The One Simple Moving Average Every Gold Trader Should Know

The One Simple Moving Average Every Gold Trader Should Know

The bears have their claws out again. By last Friday’s close the gold price tumbled from $1,292/oz to $1,249/oz. But, I believe, the yellow metal’s abysmal performance could present the first decent buying opportunity in a long time…

How could a chartist buy gold in this market?

Below is an old chart gold analysts have mulled over for years. It shows just one technical indicator: The 144-day moving average.

The One Simple Moving Average Every Gold Trader Should Know
The One Simple Moving Average Every Gold Trader Should Know

Source: Saxo Capital Markets

Now why the dollar/gold price has decided to pick the 144-Day Simple Moving average as its key support and resistance level in the last two major movements is anyone’s guess.

But there’s no question it’s been remarkably effective in predicting the correct “accumulation” points for gold bugs in the last five years. Between January 2009 and 12 December 2011, this mysterious support line held without fail. It was tested and held a total of 26 times, showing only one false break, which lasted only three days at the very beginning of the movement in January 2009.

For almost three years traders have used this indicator with uninterrupted success.

The line was first breached on December 12th 2011. And the resulting 9% correction was a clear indication the trend had changed. The signal was a clear exit from the metal and traders could have closed positions safely with a strong reversal on the 25th of January 2012.

The bear market was then established and this same moving average began predicting each lower high in gold’s subsequent 34% slump. Ironically, it was Valentine’s Day in 2014 when traders of the 114 Simple Moving Average began to rekindle their love of gold. This was the first day in over a year the dollar gold price managed to trade consistently above the line.

Since that day, the price has skidded along the 114 SMA. And over the next three months, gold tested the line another 14 times without breaking.

This is a clear signal gold is once again in a consolidation phase. Interestingly, the previous consolidation lasted for most of 2012. And I wouldn’t be surprised if we were in for another year of choppy sideways trade in gold, which is bad news for gold zealots but wonderful for gold traders. Especially if we see gold beginning to build a base at this level. If the consolidation continues, I believe it’s possible that by 2015 we’ll resume our upward path and the gold bulls will be back in charge.

Gold Trade Details:

The break down last Wednesday represents a 3% correction below the line.

In the previous consolidation phase there were two significant contra movements: A 5.90% and a 9.66% deviation above the line. I would thus start accumulating gold on a 5% dip below the 144-SMA all the way down to 7.5%. Your stop loss should be set at 12% below the 144-SMA.
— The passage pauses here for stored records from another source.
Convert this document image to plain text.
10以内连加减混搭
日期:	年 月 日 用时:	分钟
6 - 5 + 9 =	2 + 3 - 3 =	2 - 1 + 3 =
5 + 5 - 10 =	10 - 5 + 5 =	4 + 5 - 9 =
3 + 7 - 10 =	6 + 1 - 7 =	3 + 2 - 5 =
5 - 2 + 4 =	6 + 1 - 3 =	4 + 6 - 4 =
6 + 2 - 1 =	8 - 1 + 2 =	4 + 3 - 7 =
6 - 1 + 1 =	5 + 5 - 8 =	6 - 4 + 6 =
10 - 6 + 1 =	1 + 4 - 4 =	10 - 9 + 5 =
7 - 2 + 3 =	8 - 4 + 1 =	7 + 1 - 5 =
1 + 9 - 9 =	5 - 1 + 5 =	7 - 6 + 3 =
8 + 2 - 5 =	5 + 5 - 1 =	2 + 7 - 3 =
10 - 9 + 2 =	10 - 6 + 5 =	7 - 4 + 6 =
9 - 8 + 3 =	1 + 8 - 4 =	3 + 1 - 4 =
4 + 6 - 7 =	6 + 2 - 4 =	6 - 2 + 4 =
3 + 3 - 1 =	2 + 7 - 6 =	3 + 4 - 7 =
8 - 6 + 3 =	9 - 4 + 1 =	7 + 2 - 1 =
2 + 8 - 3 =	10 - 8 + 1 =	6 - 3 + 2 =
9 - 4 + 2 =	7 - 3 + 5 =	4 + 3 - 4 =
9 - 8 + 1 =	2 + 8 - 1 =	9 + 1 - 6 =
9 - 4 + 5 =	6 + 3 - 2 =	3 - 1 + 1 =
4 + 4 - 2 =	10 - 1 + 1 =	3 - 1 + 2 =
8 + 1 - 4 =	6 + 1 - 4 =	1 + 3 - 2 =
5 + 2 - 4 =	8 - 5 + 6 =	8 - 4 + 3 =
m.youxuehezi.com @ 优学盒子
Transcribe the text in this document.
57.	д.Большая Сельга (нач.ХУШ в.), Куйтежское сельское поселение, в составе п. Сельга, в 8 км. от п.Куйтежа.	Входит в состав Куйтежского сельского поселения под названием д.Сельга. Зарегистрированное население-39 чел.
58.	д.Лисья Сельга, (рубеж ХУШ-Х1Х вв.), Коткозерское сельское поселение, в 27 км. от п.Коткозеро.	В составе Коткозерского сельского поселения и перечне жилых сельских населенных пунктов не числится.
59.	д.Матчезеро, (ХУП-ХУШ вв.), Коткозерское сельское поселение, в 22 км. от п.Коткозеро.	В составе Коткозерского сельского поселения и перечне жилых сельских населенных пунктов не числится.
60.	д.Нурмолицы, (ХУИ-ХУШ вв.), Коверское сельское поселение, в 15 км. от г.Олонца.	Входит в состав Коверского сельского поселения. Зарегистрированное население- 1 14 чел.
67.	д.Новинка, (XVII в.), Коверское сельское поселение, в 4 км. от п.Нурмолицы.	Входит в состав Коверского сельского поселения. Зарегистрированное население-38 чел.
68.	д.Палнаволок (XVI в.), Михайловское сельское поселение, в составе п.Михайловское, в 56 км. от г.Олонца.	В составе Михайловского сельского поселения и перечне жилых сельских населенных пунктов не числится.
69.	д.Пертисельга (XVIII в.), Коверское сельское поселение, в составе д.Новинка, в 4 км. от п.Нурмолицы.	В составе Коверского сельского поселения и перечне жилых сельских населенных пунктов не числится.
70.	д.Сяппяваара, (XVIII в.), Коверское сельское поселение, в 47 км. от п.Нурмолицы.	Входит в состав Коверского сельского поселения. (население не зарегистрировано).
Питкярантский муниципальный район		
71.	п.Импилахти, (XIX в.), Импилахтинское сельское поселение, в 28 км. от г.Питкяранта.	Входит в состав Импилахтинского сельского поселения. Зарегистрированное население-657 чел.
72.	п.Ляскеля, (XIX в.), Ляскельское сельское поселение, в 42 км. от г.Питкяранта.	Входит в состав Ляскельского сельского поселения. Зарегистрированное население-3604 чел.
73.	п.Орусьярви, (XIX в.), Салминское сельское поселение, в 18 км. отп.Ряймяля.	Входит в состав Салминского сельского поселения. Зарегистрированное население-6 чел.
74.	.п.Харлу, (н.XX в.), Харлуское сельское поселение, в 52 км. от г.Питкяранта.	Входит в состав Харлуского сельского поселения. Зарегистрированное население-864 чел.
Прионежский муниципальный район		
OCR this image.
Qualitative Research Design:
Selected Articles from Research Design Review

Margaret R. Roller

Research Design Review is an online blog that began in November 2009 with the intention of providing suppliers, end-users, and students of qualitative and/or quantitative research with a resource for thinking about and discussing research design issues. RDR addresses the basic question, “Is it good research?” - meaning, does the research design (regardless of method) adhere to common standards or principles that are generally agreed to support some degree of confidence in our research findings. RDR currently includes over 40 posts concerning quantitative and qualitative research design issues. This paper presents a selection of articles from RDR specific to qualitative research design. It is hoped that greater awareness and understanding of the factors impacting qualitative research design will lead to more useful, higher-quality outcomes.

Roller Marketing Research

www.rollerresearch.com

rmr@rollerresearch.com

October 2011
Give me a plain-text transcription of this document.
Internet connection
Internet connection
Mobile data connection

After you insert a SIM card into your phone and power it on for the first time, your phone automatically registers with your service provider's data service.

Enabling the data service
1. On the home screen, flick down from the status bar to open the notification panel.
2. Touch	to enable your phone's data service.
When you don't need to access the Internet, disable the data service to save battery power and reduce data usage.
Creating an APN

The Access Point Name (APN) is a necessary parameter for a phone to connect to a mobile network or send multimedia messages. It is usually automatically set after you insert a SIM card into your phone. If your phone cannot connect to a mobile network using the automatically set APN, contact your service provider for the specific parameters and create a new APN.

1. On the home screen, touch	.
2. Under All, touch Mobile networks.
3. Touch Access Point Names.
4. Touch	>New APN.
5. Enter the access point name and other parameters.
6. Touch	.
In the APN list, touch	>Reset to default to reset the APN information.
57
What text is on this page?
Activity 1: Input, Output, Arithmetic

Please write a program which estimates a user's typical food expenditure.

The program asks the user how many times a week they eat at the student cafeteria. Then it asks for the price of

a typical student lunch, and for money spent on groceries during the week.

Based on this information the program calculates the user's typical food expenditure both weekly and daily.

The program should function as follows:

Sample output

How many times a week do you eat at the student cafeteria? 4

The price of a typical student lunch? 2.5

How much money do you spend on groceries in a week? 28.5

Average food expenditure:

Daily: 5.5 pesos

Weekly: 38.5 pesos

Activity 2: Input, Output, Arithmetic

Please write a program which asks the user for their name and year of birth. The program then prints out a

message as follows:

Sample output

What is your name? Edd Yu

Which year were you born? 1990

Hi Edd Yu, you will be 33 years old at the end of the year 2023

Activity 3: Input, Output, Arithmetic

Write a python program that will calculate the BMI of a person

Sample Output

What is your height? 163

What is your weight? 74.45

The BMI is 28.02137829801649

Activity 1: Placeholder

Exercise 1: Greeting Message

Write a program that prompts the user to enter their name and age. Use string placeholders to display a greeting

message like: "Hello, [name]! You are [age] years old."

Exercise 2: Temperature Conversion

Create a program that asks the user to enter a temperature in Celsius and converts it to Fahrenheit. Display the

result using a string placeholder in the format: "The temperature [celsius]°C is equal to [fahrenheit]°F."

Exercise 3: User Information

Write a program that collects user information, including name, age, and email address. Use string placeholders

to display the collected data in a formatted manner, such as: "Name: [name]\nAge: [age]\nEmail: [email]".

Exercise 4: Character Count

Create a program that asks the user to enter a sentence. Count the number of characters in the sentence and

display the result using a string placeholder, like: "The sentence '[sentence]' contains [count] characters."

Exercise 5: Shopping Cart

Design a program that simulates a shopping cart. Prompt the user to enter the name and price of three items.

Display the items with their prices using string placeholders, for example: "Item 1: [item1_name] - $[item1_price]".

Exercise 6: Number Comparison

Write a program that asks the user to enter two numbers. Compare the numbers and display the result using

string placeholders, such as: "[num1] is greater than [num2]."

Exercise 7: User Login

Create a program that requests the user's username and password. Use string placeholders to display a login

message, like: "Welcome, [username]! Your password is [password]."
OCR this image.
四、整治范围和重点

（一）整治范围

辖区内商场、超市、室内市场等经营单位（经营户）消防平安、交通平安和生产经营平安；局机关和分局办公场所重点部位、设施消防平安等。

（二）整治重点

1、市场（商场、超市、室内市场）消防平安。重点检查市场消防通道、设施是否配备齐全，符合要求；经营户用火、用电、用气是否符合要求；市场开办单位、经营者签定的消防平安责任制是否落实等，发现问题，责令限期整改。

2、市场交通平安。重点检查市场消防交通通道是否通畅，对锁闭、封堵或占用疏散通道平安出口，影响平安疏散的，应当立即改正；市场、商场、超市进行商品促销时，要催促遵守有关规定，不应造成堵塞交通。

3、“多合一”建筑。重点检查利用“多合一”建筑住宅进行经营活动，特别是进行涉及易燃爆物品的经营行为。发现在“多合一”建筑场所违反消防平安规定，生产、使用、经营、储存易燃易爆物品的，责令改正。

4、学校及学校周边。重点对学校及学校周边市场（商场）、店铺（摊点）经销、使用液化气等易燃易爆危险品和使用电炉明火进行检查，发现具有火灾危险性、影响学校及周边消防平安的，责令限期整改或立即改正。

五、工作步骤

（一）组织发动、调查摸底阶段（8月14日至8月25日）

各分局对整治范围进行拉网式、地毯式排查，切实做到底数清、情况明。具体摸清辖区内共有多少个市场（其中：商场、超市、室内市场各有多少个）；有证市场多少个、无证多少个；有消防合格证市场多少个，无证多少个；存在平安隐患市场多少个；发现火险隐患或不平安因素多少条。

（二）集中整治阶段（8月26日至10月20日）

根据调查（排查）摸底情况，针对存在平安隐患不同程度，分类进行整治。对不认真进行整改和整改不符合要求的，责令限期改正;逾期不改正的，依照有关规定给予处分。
A quick “napkin” calculation based on where we’re trading this week gives you your first entry point at $1,215/oz and you can continue buying all the way down to the $1,180/oz double bottom.

Your conservative profit target would then be $1,330/oz for a 10% ungeared movement.

The Other Side: The “Experts” have a different opinion…

The analysts at SocGen seem to hold a far more bearish view.

The Wall Street Journal reports:

Societe Generale raised its near-term gold forecast, but said it remains very bearish over the medium to long term and continues to recommend selling gold rallies.

In a note dated Wednesday, it raised its 2014 average gold price forecast to $1,272 an ounce, attributing the increase to support from the Crimean crisis. Reports said the previous forecast was $1,180. Prices for the August gold futures contract GCQ4 -0.07% traded at $1,253.70 an ounce on Comex Thursday.

But Societe Generale said gold is likely to trade well below $1,200 next year, and to break below $1,000 in 2016 when the Federal Reserve is “likely to hike rates at a much faster pace than currently discounted by the market.”

Overall, the determination of the members of the Fed to “maintain the U.S. monetary policy towards tapering and gradual but protracted policy normalisation, including rising interest rates as the economic outlook continues to improve, underpin our bearish view about the gold price in the medium term,” they said.

As a result, it expects the gold price to average just $825 between 2017 and 2019.

– Excerpt Market Watch, “Societe Generale sees 2017-2019 gold price average of $825”, June 6th 2014

Now, Societe Generale might very well be correct, but if you are planning to sell rallies, rather than accumulating, the one thing I can say with certainty is, you should be watching the mysterious 144-Day Moving Average!